Judge Derenčinović (from Croatia), dissented, on the basis that the matters concerned of simply did not reach the threshold for Article 3 ill-treatment, but also that:
[T]he evidence presented before the Court seems insufficient to conclude that the applicants’ treatment was involuntary. The applicants did not rely on this assumption, as they did not complain of illegal detention or unlawful deprivation of liberty under Article 5 of the Convention. Moreover, this assumption has not been confirmed by the doctors and nurses at the hospital and remains unsubstantiated in the absence of court documents pertaining to the applicants’ legal capacity or guardianship. The argument based on the inherently restraining nature of the treatment cannot be accepted as the pivotal factor that changes hospitalisation or treatment from voluntary to de facto involuntary. This would mean that all treatment and hospitalisation become de facto involuntary unless accompanied by a court decision finding a lack in legal capacity, in which case treatment or hospitalisation would be de iure involuntary. This would effectively render the distinction between voluntary and involuntary treatment meaningless and create significant complications for the States’ obligations towards hospitalised persons and margin of appreciation. It would also undermine a person’s freedom to make individual and informed choices about his or her (mental) health, such as choosing to undergo or terminate voluntary treatment or rehabilitation.
Comment
As with the decision in ET v Moldova [2024] ECHR 858, the Strasbourg court took an approach that would be regarded by the CRPD Committee as rather CRPD-lite, as it did not move from concluding that the applicants were not in the hospital voluntarily to finding that that was, per se, a violation of their rights under the ECHR (which would have been the position the CRPD Committee would take in relation to the CRPD). It also side-stepped the proposition advanced before it by the Council of Europe’s Commissioner for Human Rights that “coercion could no longer be taken for granted in psychiatry; the free and informed consent of the persons concerned had to be the basis for decisions taken in relation to them” (paragraph 56). However, its observations about the thin line between formal and informal patients and the shadow of coercion are powerful ones. In the English context, they might be thought to reinforce the importance of the proposal in the Mental Health Bill to extend the provision of Independent Mental Health Advocates to informal as well as formal patients (as already happens in Wales).

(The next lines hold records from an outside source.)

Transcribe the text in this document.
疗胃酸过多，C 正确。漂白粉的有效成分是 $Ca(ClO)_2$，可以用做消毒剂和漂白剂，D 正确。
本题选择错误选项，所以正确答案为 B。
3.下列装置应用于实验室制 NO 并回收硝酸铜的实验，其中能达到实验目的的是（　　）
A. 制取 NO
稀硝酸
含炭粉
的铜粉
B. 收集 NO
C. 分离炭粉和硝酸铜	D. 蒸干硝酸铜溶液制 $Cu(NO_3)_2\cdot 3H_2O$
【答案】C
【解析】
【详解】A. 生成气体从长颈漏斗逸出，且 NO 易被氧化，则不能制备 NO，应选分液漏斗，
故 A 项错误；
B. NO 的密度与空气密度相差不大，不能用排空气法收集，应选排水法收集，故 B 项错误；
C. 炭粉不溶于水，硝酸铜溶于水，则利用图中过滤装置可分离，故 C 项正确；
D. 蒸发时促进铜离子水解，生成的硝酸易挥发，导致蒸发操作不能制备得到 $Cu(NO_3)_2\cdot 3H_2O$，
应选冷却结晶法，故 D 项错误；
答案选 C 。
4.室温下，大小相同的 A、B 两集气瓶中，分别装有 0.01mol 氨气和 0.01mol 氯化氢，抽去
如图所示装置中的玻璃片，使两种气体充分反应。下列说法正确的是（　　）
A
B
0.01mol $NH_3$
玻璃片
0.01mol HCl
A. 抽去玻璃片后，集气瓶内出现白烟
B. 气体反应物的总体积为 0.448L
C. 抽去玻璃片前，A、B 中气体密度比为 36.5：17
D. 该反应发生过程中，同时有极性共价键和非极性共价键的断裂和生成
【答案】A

Equally powerful are the court’s very clear conclusions as to the unacceptability of simply dismissing complaints by those with cognitive impairments on the basis that the person has an impairment. There are so many situations in which those with responsibility for acting on complaints (whether – in the UK – they be NHS bodies, local authorities or the police, depending on the nature of the issue) do, indeed, not seek objectively to verify the facts, but simply start examining whether the person is a reliable or a credible witness. This judgment makes crystal clear just how unacceptable that is.
[1] Although this section of the judgment does not refer to the second applicant, it is clear from the end that her complaint in this regard was also upheld.